Leupold offers this rangefinder both ways, in a standard LOS model and this specific, deluxe model with all the extra features. The difference in street price is only about fifty dollars. The MOA / Holdover / Milliradian features, though clever, are not particularly valuable to me. To you, they may be. That's why they call them choices.

 

I don't want any of this discussion, no matter how relevant, to detract from what this Leupold RX-1000i unit is. A superb palm-sized rangefinder, ruggedly built, excellent battery life, excellent optics, blazingly fast range acquisition, weatherproof, lightweight, with essentially silent operation.
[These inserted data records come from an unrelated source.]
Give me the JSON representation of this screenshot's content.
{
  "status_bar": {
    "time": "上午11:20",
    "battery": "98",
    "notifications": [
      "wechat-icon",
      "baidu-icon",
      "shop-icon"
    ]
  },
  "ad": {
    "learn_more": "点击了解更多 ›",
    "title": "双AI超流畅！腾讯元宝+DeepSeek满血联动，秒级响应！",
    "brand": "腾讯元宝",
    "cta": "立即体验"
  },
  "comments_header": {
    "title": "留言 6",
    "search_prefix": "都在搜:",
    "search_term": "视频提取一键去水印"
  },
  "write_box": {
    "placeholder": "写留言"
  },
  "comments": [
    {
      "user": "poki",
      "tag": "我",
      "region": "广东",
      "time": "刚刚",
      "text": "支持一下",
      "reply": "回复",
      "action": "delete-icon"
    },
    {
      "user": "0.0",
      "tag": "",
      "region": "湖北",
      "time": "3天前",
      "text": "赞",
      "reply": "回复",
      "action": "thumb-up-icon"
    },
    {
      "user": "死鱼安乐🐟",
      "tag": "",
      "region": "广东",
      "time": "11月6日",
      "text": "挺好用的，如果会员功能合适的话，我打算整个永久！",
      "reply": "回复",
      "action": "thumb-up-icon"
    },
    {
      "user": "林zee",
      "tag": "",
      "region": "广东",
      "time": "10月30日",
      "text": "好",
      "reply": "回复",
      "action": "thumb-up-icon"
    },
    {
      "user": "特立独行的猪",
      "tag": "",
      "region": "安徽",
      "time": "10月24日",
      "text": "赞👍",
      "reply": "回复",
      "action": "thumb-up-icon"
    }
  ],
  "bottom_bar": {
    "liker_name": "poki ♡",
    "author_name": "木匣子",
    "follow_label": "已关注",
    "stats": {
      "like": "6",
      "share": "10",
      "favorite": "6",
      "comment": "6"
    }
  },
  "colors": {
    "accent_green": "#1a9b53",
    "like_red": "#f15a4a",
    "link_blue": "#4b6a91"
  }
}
I think the personal laser rangefinder is the single most valuable hunting tool to appear during my lifetime. We've come a very long way from steps, paces, long and short range thinking. Most of the earlier laser units were characterized by dim optics, dark and slow liquid crystal displays, whirling and clicking sound effects, poor battery life and bulkiness. This Leupold exhibits none of these unfortunate qualities.

 

The RX-1000i is an outstandingly good product. There's nothing remotely close to it in its price range, which is something like $350 discount retail for the basic model and $400 for the TBR model. If you're in the market for your first rangefinder or an upgrade to the old gizmo-finders of a few years back, the Leupold RX1000i is easily the best in its class.